Bank of Italy cuts Italy’s growth outlook following Brexit

The outcome of last month's referendum in Britain will have "effects on the economic situation which are still hard to assess, but nonetheless it has notably increased the risks"

ROME (Reuters) – Italy’s economy will grow by less than one percent this year and only marginally faster in 2017, the Bank of Italy said on Friday, cutting its previous forecasts as a result of Britain’s decision to leave the European Union. The outcome of last month’s referendum in Britain will have “effects on the economic situation which are still hard to assess, but nonetheless it has notably increased the risks,” the central bank wrote in its quarterly bulletin. Italian gross domestic product (GDP) is likely to grow “slightly less than one percent this year and by about 1 percent in 2017,” the bulletin said, echoing identical forecasts made on Tuesday by the International Monetary Fund.. Just last month the Bank of Italy forecast growth of 1.1 percent in 2016 and 1.2 percent in 2017, downwardly revising both years from previous forecasts made in January, of 1.5 percent in 2016 and 1.4 percent in 2017. Economists have been racing to downgrade Italy’s outlook since the British referendum. Employers’ lobby Confindustria now sees growth of just 0.8 percent this year and 0.6 percent in 2017. Recent indicators suggested that even before the referendum Italy’s economy was slowing down, and growth in the second quarter of this year “was probably less” than the 0.3 percent expansion seen between January and March, the bulletin said. National statistics bureau ISTAT will release Italy’s second quarter GDP data on August 12.

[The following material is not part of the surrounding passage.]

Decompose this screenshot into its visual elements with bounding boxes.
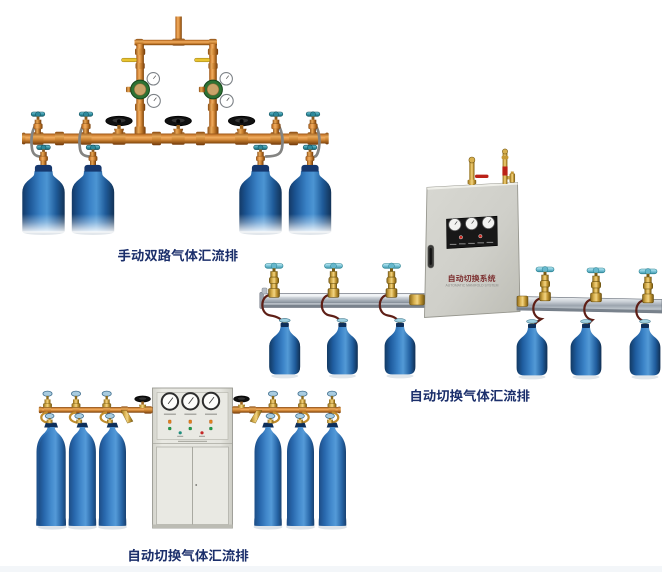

The euro zone’s third largest economy emerged from a three year recession at the start of 2015 but growth has remained listless and continued to underperform most of the euro zone, as it has done for well over a decade.  The bulletin also said that Italian banks’ funding remained broadly stable between February and May despite the ongoing reduction in bond issuance. An increase in deposits helped offset the drop in bonds held by households.